Er zijn verschillende ziekten die de gluteale spieren kunnen aantasten. Deze omvatten bijvoorbeeld verlamming. Zodra er verlamming van een van de drie spieren optreedt, wordt de beweging ernstig beperkt. De getroffenen zijn vaak niet meer in staat hun dijen voldoende te buigen en te strekken. Dit leidt tot ongemak bij het zitten, opstaan, lopen, staan ​​en traplopen. Als de middelste en kleine bilspieren tegelijkertijd verlamd zijn, kan niet worden uitgesloten dat het bekken naar de vrije kant kantelt. been kant, resulterend in de zogenaamde waggelende gang. Bovendien kunnen andere ziekten de spieren aantasten. Bijvoorbeeld verschillende vormen van ontsteking bestaan. Deze worden meestal veroorzaakt door bacteriën, Maar virussen en andere pathogenen zijn mogelijk ook betrokken. In de meeste gevallen is het pathogenen de spier binnendringen via een andere infectie in het lichaam en verder triggeren ontsteking Daar. Dit kan onder bepaalde omstandigheden chronisch worden. Verharding is ook mogelijk als de spier constant wordt belast.
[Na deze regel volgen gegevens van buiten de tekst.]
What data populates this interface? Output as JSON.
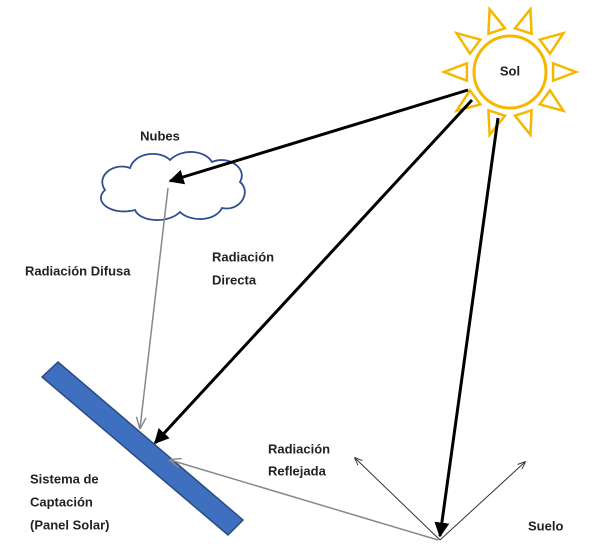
{
  "labels": {
    "sun": "Sol",
    "clouds": "Nubes",
    "diffuse": "Radiación Difusa",
    "direct": [
      "Radiación",
      "Directa"
    ],
    "reflected": [
      "Radiación",
      "Reflejada"
    ],
    "system": [
      "Sistema de",
      "Captación",
      "(Panel Solar)"
    ],
    "ground": "Suelo"
  }
}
Zodra de spier permanent aangespannen is, maar nee ontspanning vindt plaats, de bloed schepen, die verantwoordelijk zijn voor de bloedtoevoer naar de spier, worden afgeknepen. Dit resulteert in ontsteking, waarop het lichaam op zijn beurt reageert met verhoogde spanning. In veel gevallen kan de verharding worden gepalpeerd en ernstig worden veroorzaakt pijn.